Investors’ pain becomes buyer’s gain as housing prices stagnate
MUMBAI | NEW DELHI: A sharp decline in property price appreciation in top Indian cities has pushed investors out of the housing market in India, which has turned into an end users’ paradise, thanks to stagnating prices and, in some cases, deeply discounted distress sales.
Investors say they are unable to exit multiple investments made over the last few years even at a loss, accentuating the pain for them. In Mumbai, for instance, the average residential property prices in the city and its suburbs witnessed an appreciation of only 3.3% in 2015 as against an average of 7% in 2014, showed a study by property consultancy JLL India. Similar was the case with the Delhi-National Capital Region, which is a big investor market, and Bengaluru and Chennai. All of these markets have seen prices appreciating around 2% in the last quarter of 2015.
“A sign of any residential market’s increasing maturity is evidenced by gentler price appreciation a process which has been very much in evidence in the country’s financial capital. Fourth quarter price performance in Delhi-NCR, Bengaluru and Chennai is also representation of what happened through the year,” said Ramesh Nair, chief operating officer, business and international director at JLL India.
“The forecasted increase in Mumbai residential property prices in 2016 is expected to be 6%. While a price rise of 6-7% (yo-y) was predicted for 2015, the actual increase should come as a pleasant surprise to home buyers.”
Unlike the pre-global financial crisis (GFC) times when prices saw double-digit growth (y-o-y) across the city and suburbs the market has seen a rather subdued growth in prices over the last couple of years, showed the JLL India study. The subdued rise indicates the maturing residential market, which should be a good news for end users who wish to buy homes, but a turn off for several investors who are used to making super-normal profits.

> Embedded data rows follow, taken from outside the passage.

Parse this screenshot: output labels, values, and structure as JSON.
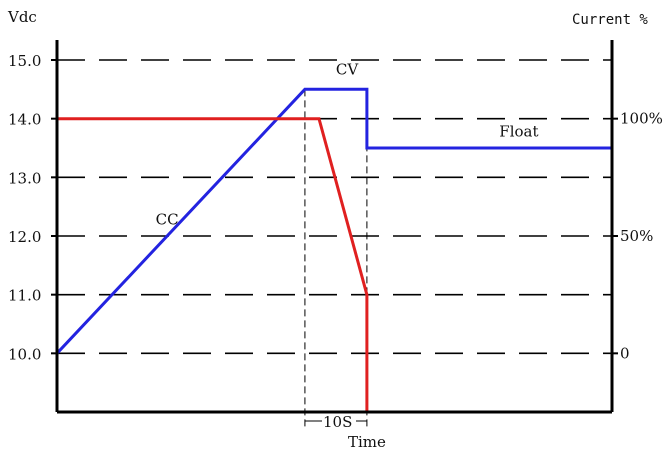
{
  "chart_data": {
    "type": "line",
    "title": "",
    "xlabel": "Time",
    "left_axis": {
      "label": "Vdc",
      "ticks": [
        "15.0",
        "14.0",
        "13.0",
        "12.0",
        "11.0",
        "10.0"
      ],
      "ylim": [
        9.0,
        15.0
      ]
    },
    "right_axis": {
      "label": "Current %",
      "ticks": [
        "100%",
        "50%",
        "0"
      ],
      "ylim": [
        -25,
        125
      ]
    },
    "grid": true,
    "interval_label": "10S",
    "series": [
      {
        "color": "#2323e0",
        "axis": "left",
        "points": [
          [
            0,
            10.0
          ],
          [
            8.8,
            14.5
          ],
          [
            11.0,
            14.5
          ],
          [
            11.0,
            13.5
          ],
          [
            19.7,
            13.5
          ]
        ]
      },
      {
        "color": "#e02020",
        "axis": "right",
        "points": [
          [
            0,
            100
          ],
          [
            9.3,
            100
          ],
          [
            11.0,
            25
          ],
          [
            11.0,
            -25
          ],
          [
            19.7,
            -25
          ]
        ]
      }
    ],
    "annotations": [
      {
        "text": "CC",
        "x": 3.5,
        "y": 12.2
      },
      {
        "text": "CV",
        "x": 9.9,
        "y": 14.75
      },
      {
        "text": "Float",
        "x": 15.7,
        "y": 13.7
      }
    ],
    "x_guides": [
      8.8,
      11.0
    ]
  }
}
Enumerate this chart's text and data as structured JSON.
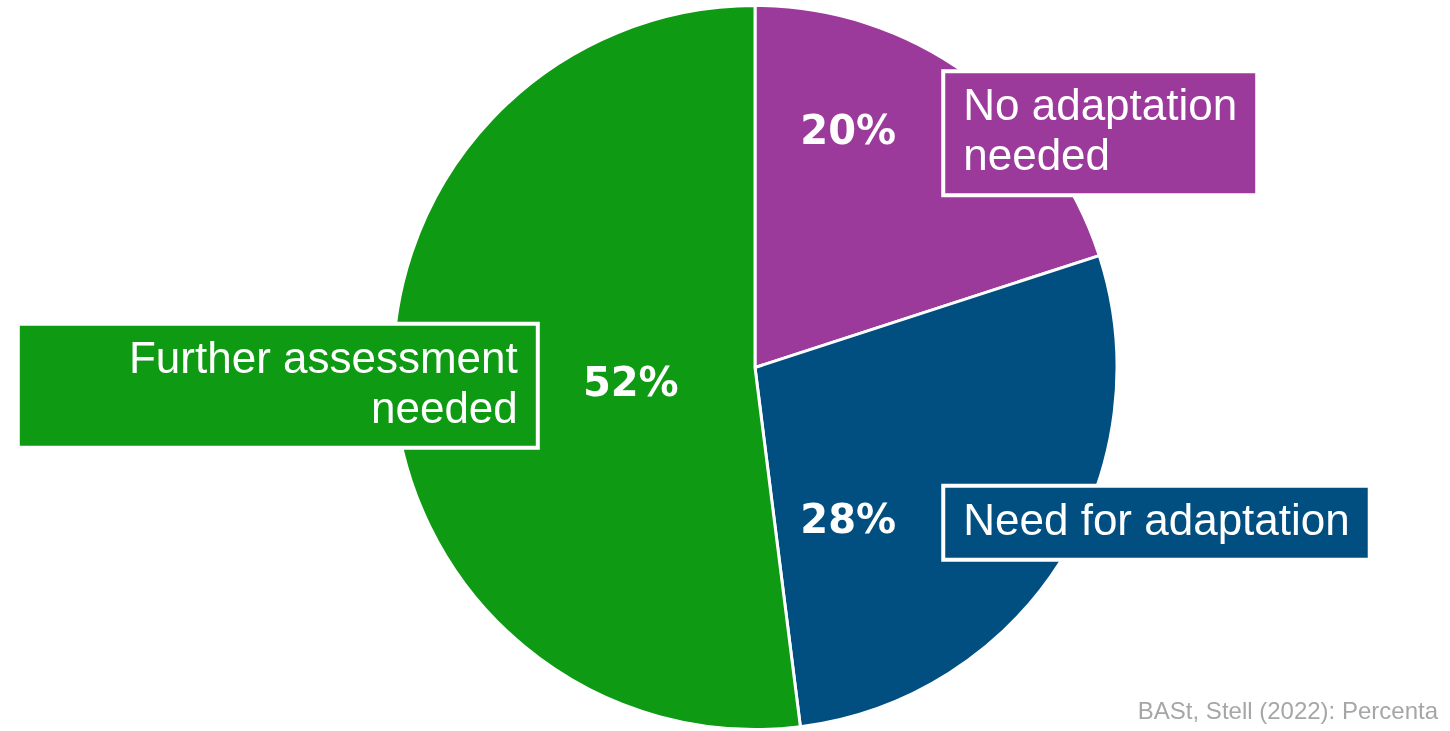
{
  "chart_data": {
    "type": "pie",
    "categories": [
      "No adaptation needed",
      "Need for adaptation",
      "Further assessment needed"
    ],
    "values": [
      20,
      28,
      52
    ],
    "value_labels": [
      "20%",
      "28%",
      "52%"
    ],
    "colors": [
      "#9b3a9b",
      "#004f80",
      "#0e9a12"
    ],
    "annotations": [
      "BASt, Stell (2022): Percenta"
    ]
  }
}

For instance, Subhash Sarin, who supplies raw materials to the beer industry, has been investing in property for over a decade but of-late he has decided to stay away. “Even if you are getting a property 30% cheaper today, there is still no confidence to buy. We don’t know how much lower it can get. There is negative appreciation today, so it’s not prudent to invest in property now,” said Sarin.

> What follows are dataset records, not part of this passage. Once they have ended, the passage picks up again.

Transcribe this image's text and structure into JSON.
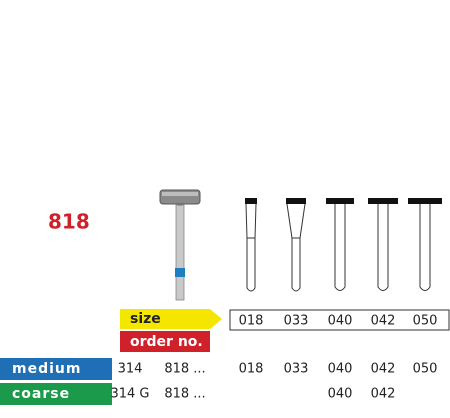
{
  "title": "818",
  "size_label": "size",
  "order_label": "order no.",
  "sizes": [
    "018",
    "033",
    "040",
    "042",
    "050"
  ],
  "rows": [
    {
      "grit": "medium",
      "code": "314",
      "prefix": "818 ...",
      "values": [
        "018",
        "033",
        "040",
        "042",
        "050"
      ]
    },
    {
      "grit": "coarse",
      "code": "314 G",
      "prefix": "818 ...",
      "values": [
        null,
        null,
        "040",
        "042",
        null
      ]
    }
  ]
}
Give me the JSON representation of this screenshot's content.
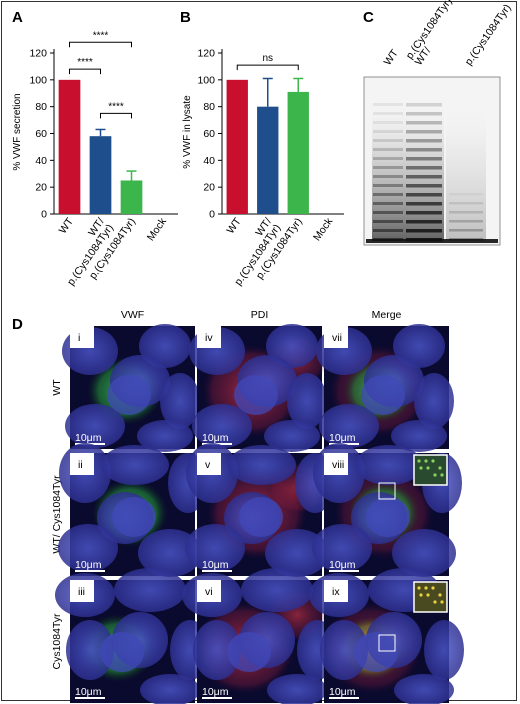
{
  "panels": {
    "A": "A",
    "B": "B",
    "C": "C",
    "D": "D"
  },
  "colors": {
    "wt": "#c8102e",
    "het": "#1f4e8c",
    "hom": "#3cb64a"
  },
  "chart_data": [
    {
      "id": "A",
      "type": "bar",
      "ylabel": "% VWF secretion",
      "ylim": [
        0,
        120
      ],
      "yticks": [
        0,
        20,
        40,
        60,
        80,
        100,
        120
      ],
      "categories": [
        "WT",
        "WT/ p.(Cys1084Tyr)",
        "p.(Cys1084Tyr)",
        "Mock"
      ],
      "category_lines": [
        [
          "WT"
        ],
        [
          "WT/",
          "p.(Cys1084Tyr)"
        ],
        [
          "p.(Cys1084Tyr)"
        ],
        [
          "Mock"
        ]
      ],
      "values": [
        100,
        58,
        25,
        0
      ],
      "errors": [
        0,
        5,
        7,
        0
      ],
      "colors": [
        "#c8102e",
        "#1f4e8c",
        "#3cb64a",
        "none"
      ],
      "significance": [
        {
          "from": 0,
          "to": 1,
          "label": "****",
          "y": 108
        },
        {
          "from": 0,
          "to": 2,
          "label": "****",
          "y": 128
        },
        {
          "from": 1,
          "to": 2,
          "label": "****",
          "y": 75
        }
      ]
    },
    {
      "id": "B",
      "type": "bar",
      "ylabel": "% VWF in lysate",
      "ylim": [
        0,
        120
      ],
      "yticks": [
        0,
        20,
        40,
        60,
        80,
        100,
        120
      ],
      "categories": [
        "WT",
        "WT/ p.(Cys1084Tyr)",
        "p.(Cys1084Tyr)",
        "Mock"
      ],
      "category_lines": [
        [
          "WT"
        ],
        [
          "WT/",
          "p.(Cys1084Tyr)"
        ],
        [
          "p.(Cys1084Tyr)"
        ],
        [
          "Mock"
        ]
      ],
      "values": [
        100,
        80,
        91,
        0
      ],
      "errors": [
        0,
        21,
        10,
        0
      ],
      "colors": [
        "#c8102e",
        "#1f4e8c",
        "#3cb64a",
        "none"
      ],
      "significance": [
        {
          "from": 0,
          "to": 2,
          "label": "ns",
          "y": 111
        }
      ]
    }
  ],
  "gel": {
    "lanes": [
      "WT",
      "WT/ p.(Cys1084Tyr)",
      "p.(Cys1084Tyr)"
    ],
    "lane_lines": [
      [
        "WT"
      ],
      [
        "WT/",
        "p.(Cys1084Tyr)"
      ],
      [
        "p.(Cys1084Tyr)"
      ]
    ]
  },
  "microscopy": {
    "columns": [
      "VWF",
      "PDI",
      "Merge"
    ],
    "rows": [
      "WT",
      "WT/ Cys1084Tyr",
      "Cys1084Tyr"
    ],
    "numerals": [
      [
        "i",
        "iv",
        "vii"
      ],
      [
        "ii",
        "v",
        "viii"
      ],
      [
        "iii",
        "vi",
        "ix"
      ]
    ],
    "scale": "10μm"
  }
}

He points out another reason why many investors are not putting in money into property. “It is very difficult to exit today from investment made earlier, even at a loss,” Sarin said.
Instead, he is now parking his money into the safety of fixed deposits and also lowrisk mutual funds as even gold has lost its sheen.

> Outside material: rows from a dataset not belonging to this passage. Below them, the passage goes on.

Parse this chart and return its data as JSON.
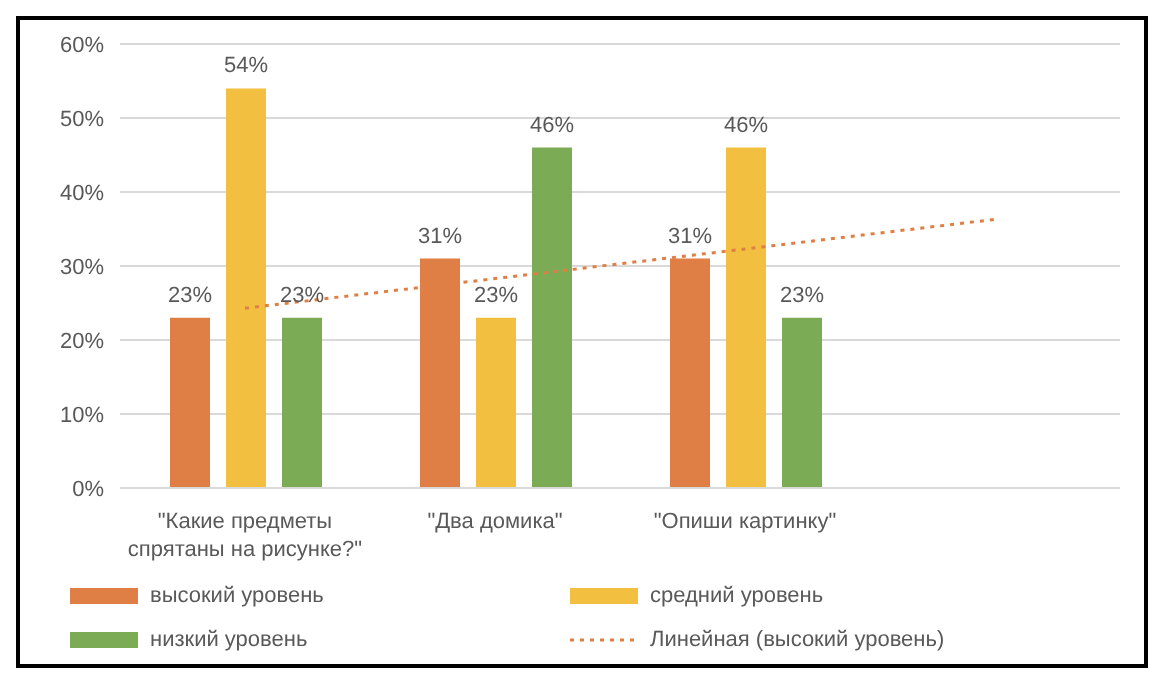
{
  "chart_data": {
    "type": "bar",
    "categories": [
      "\"Какие предметы спрятаны на рисунке?\"",
      "\"Два домика\"",
      "\"Опиши картинку\"",
      null
    ],
    "series": [
      {
        "name": "высокий уровень",
        "color": "#e07f45",
        "values": [
          23,
          31,
          31,
          null
        ],
        "value_labels": [
          "23%",
          "31%",
          "31%",
          null
        ]
      },
      {
        "name": "средний уровень",
        "color": "#f3bf41",
        "values": [
          54,
          23,
          46,
          null
        ],
        "value_labels": [
          "54%",
          "23%",
          "46%",
          null
        ]
      },
      {
        "name": "низкий уровень",
        "color": "#7cab55",
        "values": [
          23,
          46,
          23,
          null
        ],
        "value_labels": [
          "23%",
          "46%",
          "23%",
          null
        ]
      },
      {
        "name": "Линейная (высокий уровень)",
        "type": "line",
        "color": "#e07f45",
        "values": [
          24.3,
          28.3,
          32.3,
          36.3
        ],
        "line_style": "dotted",
        "marker": "none"
      }
    ],
    "ylim": [
      0,
      60
    ],
    "yticks": [
      {
        "value": 0,
        "label": "0%"
      },
      {
        "value": 10,
        "label": "10%"
      },
      {
        "value": 20,
        "label": "20%"
      },
      {
        "value": 30,
        "label": "30%"
      },
      {
        "value": 40,
        "label": "40%"
      },
      {
        "value": 50,
        "label": "50%"
      },
      {
        "value": 60,
        "label": "60%"
      }
    ],
    "grid": "y",
    "legend": "bottom"
  }
}
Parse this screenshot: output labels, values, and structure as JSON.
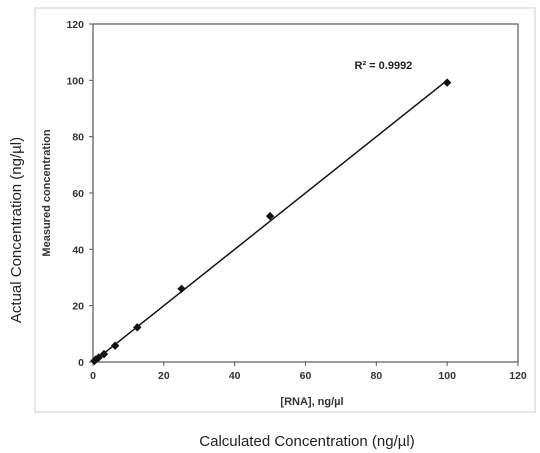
{
  "outer_labels": {
    "xlabel": "Calculated Concentration (ng/µl)",
    "ylabel": "Actual Concentration (ng/µl)"
  },
  "chart_data": {
    "type": "scatter",
    "title": "",
    "xlabel": "[RNA], ng/µl",
    "ylabel": "Measured concentration",
    "xlim": [
      0,
      120
    ],
    "ylim": [
      0,
      120
    ],
    "xticks": [
      0,
      20,
      40,
      60,
      80,
      100,
      120
    ],
    "yticks": [
      0,
      20,
      40,
      60,
      80,
      100,
      120
    ],
    "grid": false,
    "series": [
      {
        "marker": "diamond",
        "color": "#111111",
        "x": [
          0.4,
          0.8,
          1.6,
          3.1,
          6.25,
          12.5,
          25,
          50,
          100
        ],
        "y": [
          0.4,
          0.9,
          1.6,
          2.8,
          5.8,
          12.3,
          26.0,
          51.8,
          99.2
        ]
      }
    ],
    "trendline": {
      "type": "linear",
      "x": [
        0,
        100
      ],
      "y": [
        0,
        100
      ]
    },
    "annotation": {
      "text": "R² = 0.9992",
      "x": 82,
      "y": 104
    }
  }
}
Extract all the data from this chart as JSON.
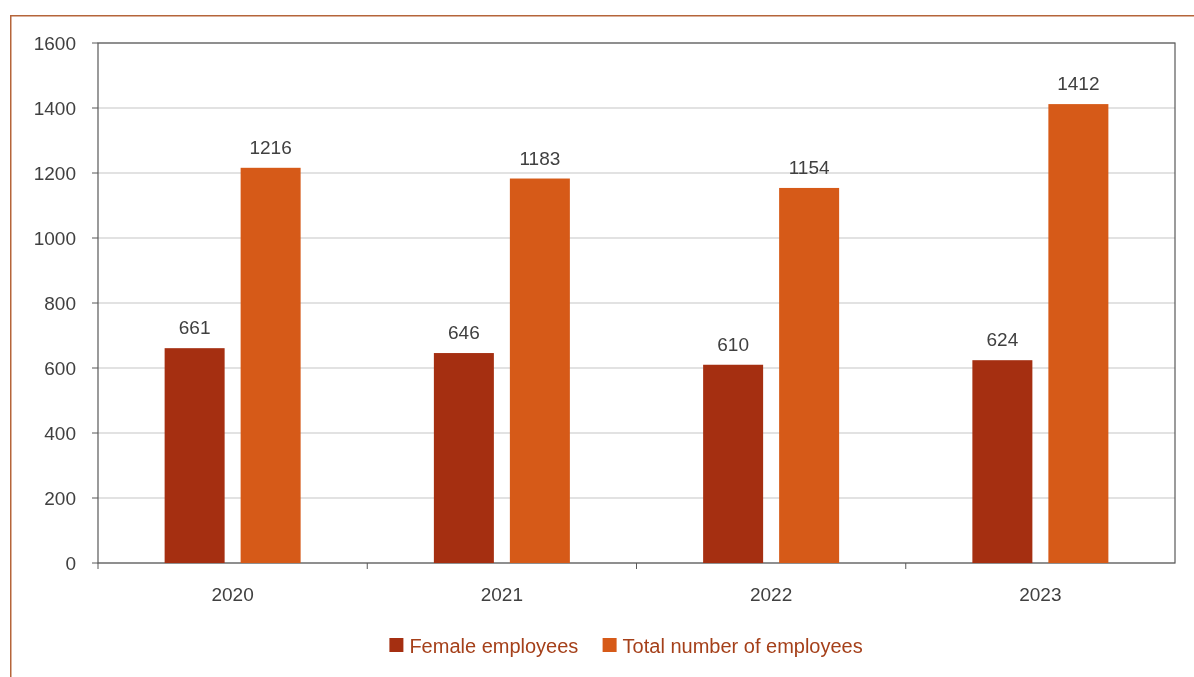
{
  "chart_data": {
    "type": "bar",
    "categories": [
      "2020",
      "2021",
      "2022",
      "2023"
    ],
    "series": [
      {
        "name": "Female employees",
        "color": "#a52f11",
        "values": [
          661,
          646,
          610,
          624
        ]
      },
      {
        "name": "Total number of employees",
        "color": "#d65a18",
        "values": [
          1216,
          1183,
          1154,
          1412
        ]
      }
    ],
    "ylim": [
      0,
      1600
    ],
    "yticks": [
      0,
      200,
      400,
      600,
      800,
      1000,
      1200,
      1400,
      1600
    ],
    "grid": "y",
    "legend": "bottom",
    "data_labels": true
  }
}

For investors, rental yields act as an additional return apart from the sale price of the apartment until the deal gets concluded. However, these yields are also not so attractive to make up for the shortfall in profits.
“Current market does not offer any incentive to investors, even our usual set of investors are not showing any interest in picking up properties. If annual appreciation is less than 5% and lease rental yield is around 1.5% per annum, then why would they be keen to invest?,” asked Yashwant Dalal, president, Estate Agents Association of India.
While there are select markets like Pune, Hyderabad and Kolkata that have still seen relatively better appreciation in home prices at 5-10%, most of this is attributed to demand from end users than investors.
Back in Mumbai, at sub-market level, south-central Mumbai and the eastern suburbs saw the maximum appreciation at 4.3% and 4% respectively, followed by north Mumbai and western suburbs at 3.9% and 3.5% respectively. Outside the city and suburbs, Thane saw a 3% appreciation in capital values, while the figure for Navi Mumbai stood at 6%. However, Navi Mumbai also has a lot of unsold inventory in many of its pockets and only few precincts are witnessing good demand.